Télérama · 14 octobre 2009 · SEXTETT

Télérama · 14 octobre 2009 · SEXTETT
Le plaisir vient de la performance d'acteur parvient à faire oublier une certaine faiblesse du texte.
Presse nationale
Critique
Emmanuelle Bouchez
14 Oct 2009
Télérama
Langue: Français
Tous droits réservés

Télérama

14 oct 2009 · EMMANUELLE BOUCHEZ

Shaker à fantasmes

L'éducation érotico-sentimentale d'un jeune homme d'aujourd'hui. Une pièce félinienne où Micha Lescot rayonne.

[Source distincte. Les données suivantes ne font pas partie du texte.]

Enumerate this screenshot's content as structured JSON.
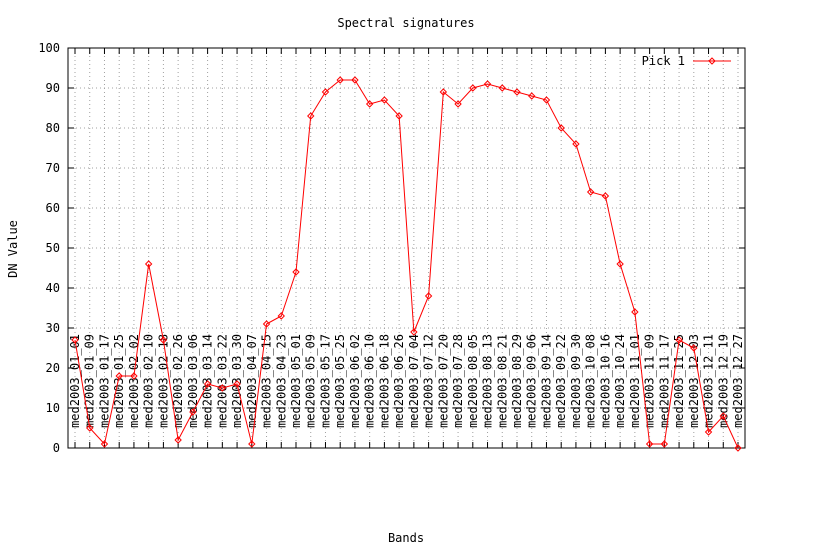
{
  "chart_data": {
    "type": "line",
    "title": "Spectral signatures",
    "xlabel": "Bands",
    "ylabel": "DN Value",
    "ylim": [
      0,
      100
    ],
    "yticks": [
      0,
      10,
      20,
      30,
      40,
      50,
      60,
      70,
      80,
      90,
      100
    ],
    "grid": true,
    "legend_position": "top-right",
    "categories": [
      "med2003_01_01",
      "med2003_01_09",
      "med2003_01_17",
      "med2003_01_25",
      "med2003_02_02",
      "med2003_02_10",
      "med2003_02_18",
      "med2003_02_26",
      "med2003_03_06",
      "med2003_03_14",
      "med2003_03_22",
      "med2003_03_30",
      "med2003_04_07",
      "med2003_04_15",
      "med2003_04_23",
      "med2003_05_01",
      "med2003_05_09",
      "med2003_05_17",
      "med2003_05_25",
      "med2003_06_02",
      "med2003_06_10",
      "med2003_06_18",
      "med2003_06_26",
      "med2003_07_04",
      "med2003_07_12",
      "med2003_07_20",
      "med2003_07_28",
      "med2003_08_05",
      "med2003_08_13",
      "med2003_08_21",
      "med2003_08_29",
      "med2003_09_06",
      "med2003_09_14",
      "med2003_09_22",
      "med2003_09_30",
      "med2003_10_08",
      "med2003_10_16",
      "med2003_10_24",
      "med2003_11_01",
      "med2003_11_09",
      "med2003_11_17",
      "med2003_11_25",
      "med2003_12_03",
      "med2003_12_11",
      "med2003_12_19",
      "med2003_12_27"
    ],
    "series": [
      {
        "name": "Pick 1",
        "color": "#ff0000",
        "marker": "diamond",
        "values": [
          27,
          5,
          1,
          18,
          18,
          46,
          27,
          2,
          9,
          16,
          15,
          16,
          1,
          31,
          33,
          44,
          83,
          89,
          92,
          92,
          86,
          87,
          83,
          29,
          38,
          89,
          86,
          90,
          91,
          90,
          89,
          88,
          87,
          80,
          76,
          64,
          63,
          46,
          34,
          1,
          1,
          27,
          25,
          4,
          8,
          0
        ]
      }
    ]
  }
}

Même effet panoramique en fond de scène : un ruban de tapisserie au look très 70's prolongé de deux immenses baies vitrées. Même personnage saisi quelques années après : Simon, garçon pressé mais toujours prompt à faire des phrases sur ses émotions. Même comédien trentenaire, Micha Lescot. Et mêmes auteur et metteur en scène complices : Rémi De Vos et Éric Vigner, à nouveau ensemble pour cette création, trois ans après un premier épisode Jusqu'à ce que la mort nous sépare...

En se lançant aujourd'hui dans Sextett, Lescot, De Vos et Vigner auraient-ils donc inventé un genre : le feuilleton théâtral ?
Soit un projet suivi où s'écrirait, d'une pièce l'autre, dans le même décor, l'histoire de l'éducation psycho-érotico-sentimentale d'un garçon d'aujourd'hui ? Oui. Avec un art précis de la fantaisie...

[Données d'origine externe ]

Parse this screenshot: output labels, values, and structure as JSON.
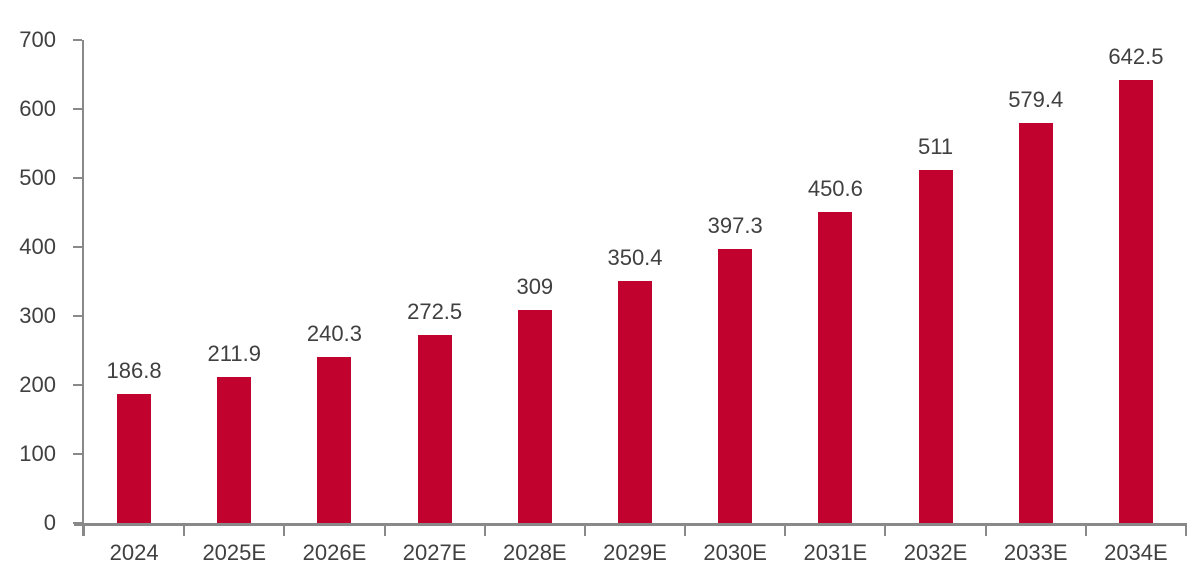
{
  "chart_data": {
    "type": "bar",
    "title": "",
    "xlabel": "",
    "ylabel": "",
    "categories": [
      "2024",
      "2025E",
      "2026E",
      "2027E",
      "2028E",
      "2029E",
      "2030E",
      "2031E",
      "2032E",
      "2033E",
      "2034E"
    ],
    "values": [
      186.8,
      211.9,
      240.3,
      272.5,
      309,
      350.4,
      397.3,
      450.6,
      511,
      579.4,
      642.5
    ],
    "value_labels": [
      "186.8",
      "211.9",
      "240.3",
      "272.5",
      "309",
      "350.4",
      "397.3",
      "450.6",
      "511",
      "579.4",
      "642.5"
    ],
    "ylim": [
      0,
      700
    ],
    "yticks": [
      0,
      100,
      200,
      300,
      400,
      500,
      600,
      700
    ],
    "grid": false,
    "legend": false,
    "layout_hints": {
      "tick_marks": "outside",
      "data_labels": "above bars"
    },
    "colors": {
      "bar": "#C1022F",
      "axis": "#898989",
      "text": "#404040"
    }
  }
}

Le premier opus colorait d'une folie à la Feydeau une situation tragique : Simon, revenu chez sa mère le jour de l'enterrement de sa grand-mère, y jouait avec les débris de l'urne funéraire comme avec une patate chaude. Cette fois, c'est sa mère elle-même que Simon est venu enterrer. Et sa maison d'enfance, espace troué par l'absence, il la peuple peu à peu d'autres images...

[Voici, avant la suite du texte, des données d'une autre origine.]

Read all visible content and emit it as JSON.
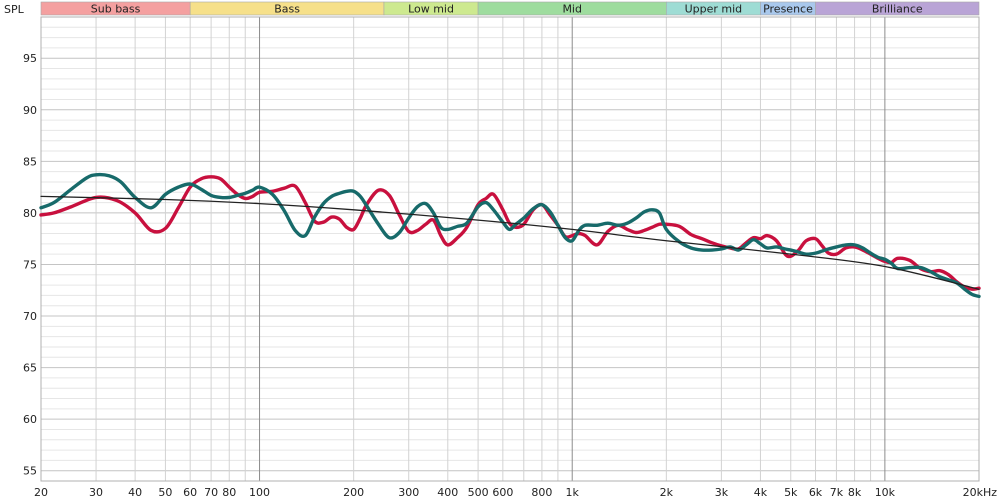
{
  "chart_data": {
    "type": "line",
    "ylabel": "SPL",
    "x_unit": "kHz",
    "x_scale": "log",
    "xlim": [
      20,
      20000
    ],
    "ylim": [
      54,
      99
    ],
    "grid": true,
    "y_ticks": [
      55,
      60,
      65,
      70,
      75,
      80,
      85,
      90,
      95
    ],
    "x_ticks": [
      {
        "value": 20,
        "label": "20"
      },
      {
        "value": 30,
        "label": "30"
      },
      {
        "value": 40,
        "label": "40"
      },
      {
        "value": 50,
        "label": "50"
      },
      {
        "value": 60,
        "label": "60"
      },
      {
        "value": 70,
        "label": "70"
      },
      {
        "value": 80,
        "label": "80"
      },
      {
        "value": 100,
        "label": "100"
      },
      {
        "value": 200,
        "label": "200"
      },
      {
        "value": 300,
        "label": "300"
      },
      {
        "value": 400,
        "label": "400"
      },
      {
        "value": 500,
        "label": "500"
      },
      {
        "value": 600,
        "label": "600"
      },
      {
        "value": 800,
        "label": "800"
      },
      {
        "value": 1000,
        "label": "1k"
      },
      {
        "value": 2000,
        "label": "2k"
      },
      {
        "value": 3000,
        "label": "3k"
      },
      {
        "value": 4000,
        "label": "4k"
      },
      {
        "value": 5000,
        "label": "5k"
      },
      {
        "value": 6000,
        "label": "6k"
      },
      {
        "value": 7000,
        "label": "7k"
      },
      {
        "value": 8000,
        "label": "8k"
      },
      {
        "value": 10000,
        "label": "10k"
      },
      {
        "value": 20000,
        "label": "20kHz"
      }
    ],
    "bands": [
      {
        "label": "Sub bass",
        "from": 20,
        "to": 60,
        "color": "#f4a0a0"
      },
      {
        "label": "Bass",
        "from": 60,
        "to": 250,
        "color": "#f6e08a"
      },
      {
        "label": "Low mid",
        "from": 250,
        "to": 500,
        "color": "#cde98f"
      },
      {
        "label": "Mid",
        "from": 500,
        "to": 2000,
        "color": "#9edc9e"
      },
      {
        "label": "Upper mid",
        "from": 2000,
        "to": 4000,
        "color": "#9edcd4"
      },
      {
        "label": "Presence",
        "from": 4000,
        "to": 6000,
        "color": "#a9c8ec"
      },
      {
        "label": "Brilliance",
        "from": 6000,
        "to": 20000,
        "color": "#b9a4d6"
      }
    ],
    "series": [
      {
        "color": "#c8103e",
        "x": [
          20,
          22,
          25,
          30,
          35,
          40,
          45,
          50,
          55,
          60,
          65,
          70,
          75,
          80,
          85,
          90,
          95,
          100,
          110,
          120,
          130,
          140,
          150,
          160,
          170,
          180,
          190,
          200,
          210,
          220,
          240,
          260,
          280,
          300,
          320,
          340,
          360,
          380,
          400,
          430,
          460,
          500,
          530,
          560,
          600,
          630,
          660,
          700,
          750,
          800,
          850,
          900,
          950,
          1000,
          1050,
          1100,
          1200,
          1300,
          1400,
          1500,
          1600,
          1700,
          1800,
          1900,
          2000,
          2200,
          2400,
          2600,
          2800,
          3000,
          3200,
          3400,
          3600,
          3800,
          4000,
          4200,
          4500,
          4800,
          5000,
          5300,
          5600,
          6000,
          6300,
          6600,
          7000,
          7500,
          8000,
          8500,
          9000,
          9500,
          10000,
          10500,
          11000,
          12000,
          13000,
          14000,
          15000,
          16000,
          17000,
          18000,
          19000,
          20000
        ],
        "y": [
          79.8,
          80,
          80.6,
          81.5,
          81.2,
          80,
          78.3,
          78.5,
          80.5,
          82.5,
          83.3,
          83.5,
          83.3,
          82.5,
          81.8,
          81.4,
          81.6,
          82,
          82.1,
          82.4,
          82.6,
          81,
          79.2,
          79.1,
          79.6,
          79.4,
          78.6,
          78.4,
          79.5,
          80.8,
          82.2,
          81.7,
          79.8,
          78.2,
          78.3,
          78.9,
          79.3,
          77.8,
          76.9,
          77.6,
          78.6,
          80.8,
          81.4,
          81.8,
          80.3,
          79.0,
          78.6,
          78.9,
          80.3,
          80.8,
          79.8,
          78.8,
          77.7,
          77.8,
          78.0,
          77.8,
          76.9,
          78.2,
          78.8,
          78.4,
          78.1,
          78.3,
          78.6,
          78.9,
          78.9,
          78.7,
          77.9,
          77.5,
          77.1,
          76.8,
          76.6,
          76.5,
          77.1,
          77.6,
          77.5,
          77.8,
          77.3,
          76.0,
          75.8,
          76.4,
          77.3,
          77.5,
          76.8,
          76.1,
          76.0,
          76.6,
          76.7,
          76.4,
          76.0,
          75.6,
          75.3,
          75.2,
          75.6,
          75.4,
          74.6,
          74.3,
          74.4,
          74.0,
          73.3,
          72.8,
          72.6,
          72.7
        ]
      },
      {
        "color": "#176a6a",
        "x": [
          20,
          22,
          25,
          28,
          30,
          33,
          36,
          40,
          45,
          50,
          55,
          60,
          65,
          70,
          75,
          80,
          85,
          90,
          95,
          100,
          110,
          120,
          130,
          140,
          150,
          160,
          170,
          180,
          190,
          200,
          210,
          220,
          240,
          260,
          280,
          300,
          320,
          340,
          360,
          380,
          400,
          430,
          460,
          500,
          530,
          560,
          600,
          630,
          660,
          700,
          750,
          800,
          850,
          900,
          950,
          1000,
          1050,
          1100,
          1200,
          1300,
          1400,
          1500,
          1600,
          1700,
          1800,
          1900,
          2000,
          2200,
          2400,
          2600,
          2800,
          3000,
          3200,
          3400,
          3600,
          3800,
          4000,
          4200,
          4500,
          4800,
          5000,
          5300,
          5600,
          6000,
          6300,
          6600,
          7000,
          7500,
          8000,
          8500,
          9000,
          9500,
          10000,
          10500,
          11000,
          12000,
          13000,
          14000,
          15000,
          16000,
          17000,
          18000,
          19000,
          20000
        ],
        "y": [
          80.5,
          81,
          82.3,
          83.4,
          83.7,
          83.6,
          83.0,
          81.5,
          80.5,
          81.8,
          82.5,
          82.8,
          82.3,
          81.7,
          81.5,
          81.5,
          81.7,
          81.9,
          82.2,
          82.5,
          81.8,
          80.2,
          78.3,
          77.8,
          79.6,
          80.9,
          81.6,
          81.9,
          82.1,
          82.1,
          81.6,
          80.7,
          78.9,
          77.6,
          78.1,
          79.5,
          80.6,
          80.9,
          80.0,
          78.6,
          78.4,
          78.7,
          79.0,
          80.6,
          81.0,
          80.3,
          79.1,
          78.4,
          78.9,
          79.5,
          80.4,
          80.8,
          80.1,
          78.8,
          77.6,
          77.3,
          78.3,
          78.8,
          78.8,
          79.0,
          78.8,
          79.0,
          79.5,
          80.1,
          80.3,
          80.0,
          78.4,
          77.2,
          76.6,
          76.4,
          76.4,
          76.5,
          76.7,
          76.4,
          76.9,
          77.4,
          77.0,
          76.6,
          76.7,
          76.5,
          76.4,
          76.2,
          76.0,
          76.1,
          76.3,
          76.5,
          76.7,
          76.9,
          76.9,
          76.6,
          76.1,
          75.7,
          75.5,
          75.1,
          74.6,
          74.7,
          74.7,
          74.3,
          73.8,
          73.5,
          73.2,
          72.6,
          72.1,
          71.9
        ]
      },
      {
        "color": "#222222",
        "x": [
          20,
          50,
          100,
          200,
          500,
          1000,
          2000,
          5000,
          10000,
          20000
        ],
        "y": [
          81.6,
          81.3,
          80.9,
          80.3,
          79.3,
          78.4,
          77.3,
          76.0,
          74.8,
          72.6
        ]
      }
    ]
  }
}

Cinq créatures féminines dont les apparitions alternées (souvent musicales, entre Lieder de Schubert et Bossa-nova revisités) fondent sur lui pour un Sextett enlevé. Simon - Micha Lescot, la silhouette haut perchée dans son costume noir cintré, dansant avec ses chaussures vernies plus qu'il ne marche - résiste, non sans flancher avec volupté, à la pression. Lors de joutes étranges avec deux voisines chanteuses, avatars enfantins des comédies musicales (dont Maria de Medeiros, revenue à la scène, qui chante joliment a cappella), ou dans des course poursuites avec un travelo "collagéné" monté sur cothurnes, qui lui susurre le verbe "baiser" sur tous les tons... Le masculin et le féminin sont souvent mélangés dans cette pièce, shaker à fantasmes comme Fellini a pu l'oser au cinéma. Simon, héros finalement terrassé, provoque le rire. Mais, plus encore, le plaisir vient de la performance d'acteur. Dans une mise en scène calée pour lui et d'après lui, modulée sur le tempo de sa voix, Micha Lescot distille la moindre réplique avec distance et l'enracine dans la veine de l'absurde (Ionesco ou encore Dubillard... qu'a montés Éric Vigner à ses débuts). Il parvient même à faire oublier une certaine faiblesse du texte, à la fin, quand celui-ci s'applique à dénouer la situation plutôt qu'à continuer de jouer sur les mots.